Germans jailed over UK terror offences

Christian Emde and Robert Baum in court. Artwork: Julia Quenzler
Image caption Christian Emde and Robert Baum in court. (File pic)

Two German nationals have been jailed by a judge at the Old Bailey after pleading guilty to possessing documents useful to terrorism.

Christian Emde, 28, and Robert Baum, 23, who are both converts to Islam from Solingen in Germany, will also be automatically deported from the UK.

They were arrested in July 2011 as they tried to enter the UK via Dover.

They had a computer and hard drive with material that has appeared in key trials linked to online radicalisation.

Judge Peter Rook described the material they had in the possession as "chilling reading".

'Extremist literature'

Emde admitted four counts of having documents that were likely to be useful for terrorism and was jailed for 16 months, minus 193 days he has already spent in custody.

Baum admitted one similar charge and was jailed for 12 months. The prosecution said his document was at the lower scale of extremist literature.

The men were found carrying 2,968 euros (£2,467) which Judge Rook said should be paid towards the prosecution costs.

The documents they were carrying were electronic copies of Inspire magazine, an English publication launched by al-Qaeda in the Arabian Peninsula (AQAP).

This off-shoot of the main group had been the power base for Anwar al-Awlaki, a US-Yemeni preacher who was killed last year.

The magazine was designed to appeal to Western English-speaking recruits to al-Qaeda and its articles are widely available and shared online.

Emde's articles included "How to make a bomb in the kitchen of your mom" which was eight pages of instructions on home-made explosive devices.

Another article detailed how to modify a car so that it could become the "ultimate moving machine" for an attack on the "enemies of Allah" in a city centre.

The article recommended attaching blades to a truck so that the driver could cause maximum carnage as quickly as possible. Baum's article was an ideological essay called 39 Ways to Participate in Jihad.

What is not clear is what the men were doing.

Studying Islam

Emde, who is unemployed, and Baum, a warehouseman, had originally planned to travel to Egypt - but when they discovered it would be too expensive, they changed their mind and headed to the UK.

Emde had a link to someone who had been banned from the UK and had arrived at Dover with a ticket to travel to Birmingham, bought by another man described only as "Mr Abdalla".

During extensive police interviews, Emde had said he was keen to understand all the arguments of Islam and that he had been studying extremism for two years.

Prosecutor Sarah Whitehouse said Emde did not appear to be planning any terrorism himself, but given the amount of material on his hard drive, he did have more than a "casual interest" in the subject. Germans jailed for terror offence

Ms Whitehouse said the material the men had was hosted on websites based in the US and nobody in Germany had, thus far, been prosecuted for having it in their possession.

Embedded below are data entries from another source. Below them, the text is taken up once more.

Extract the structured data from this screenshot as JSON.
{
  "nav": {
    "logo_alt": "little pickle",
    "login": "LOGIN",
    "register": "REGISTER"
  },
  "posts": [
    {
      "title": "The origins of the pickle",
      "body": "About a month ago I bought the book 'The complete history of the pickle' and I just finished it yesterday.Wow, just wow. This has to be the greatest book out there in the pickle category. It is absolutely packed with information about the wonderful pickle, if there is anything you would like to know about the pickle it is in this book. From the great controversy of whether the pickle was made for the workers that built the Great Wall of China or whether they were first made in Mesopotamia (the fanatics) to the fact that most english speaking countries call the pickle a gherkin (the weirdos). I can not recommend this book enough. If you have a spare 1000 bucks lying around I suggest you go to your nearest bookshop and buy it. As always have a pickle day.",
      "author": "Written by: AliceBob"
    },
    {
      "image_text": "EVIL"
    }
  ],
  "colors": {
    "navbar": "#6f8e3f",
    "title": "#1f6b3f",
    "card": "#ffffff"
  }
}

Timothy Green, for Emde, told the Old Bailey that his client had become a Muslim in 2003 and that he had opposed the invasions of Afghanistan and Iraq. He had been the moderator of a website for people who shared his views.

At their first two appearances in court, the two men refused to stand. Both men said standing would be an act of worship that went against Islam.

But Mr Green said that Emde now regretted the offences and had had a "very difficult six months in the UK".

He spoke no English and had received no prison visits. No prison clothes could be found to fit him because of his large size, Mr Green said.

He had no desire to stay in this country any longer than he had to and wanted nothing more than to be sent back to Germany.

Mr Green added: "Mr Emde is not a terrorist. He was not going to pass the documents to anyone.

"The offence was committed by accident when he made the unexpected trip to this country."

Det Ch Supt Mark Warwick, from the South East Counter Terrorism Unit, said the case was heavy-going due to the large volume of material and the need to translate a great deal of it.

He said: "The documents we found included full instructions on how to make home-made explosives and how to shield explosives from detection by scanners and sniffer dogs."

"We also found guidance on how to demolish buildings using explosives.

"Possessing these kinds of materials are serious offences and we will investigate anyone who breaks the law in this way and ensure they are brought to justice."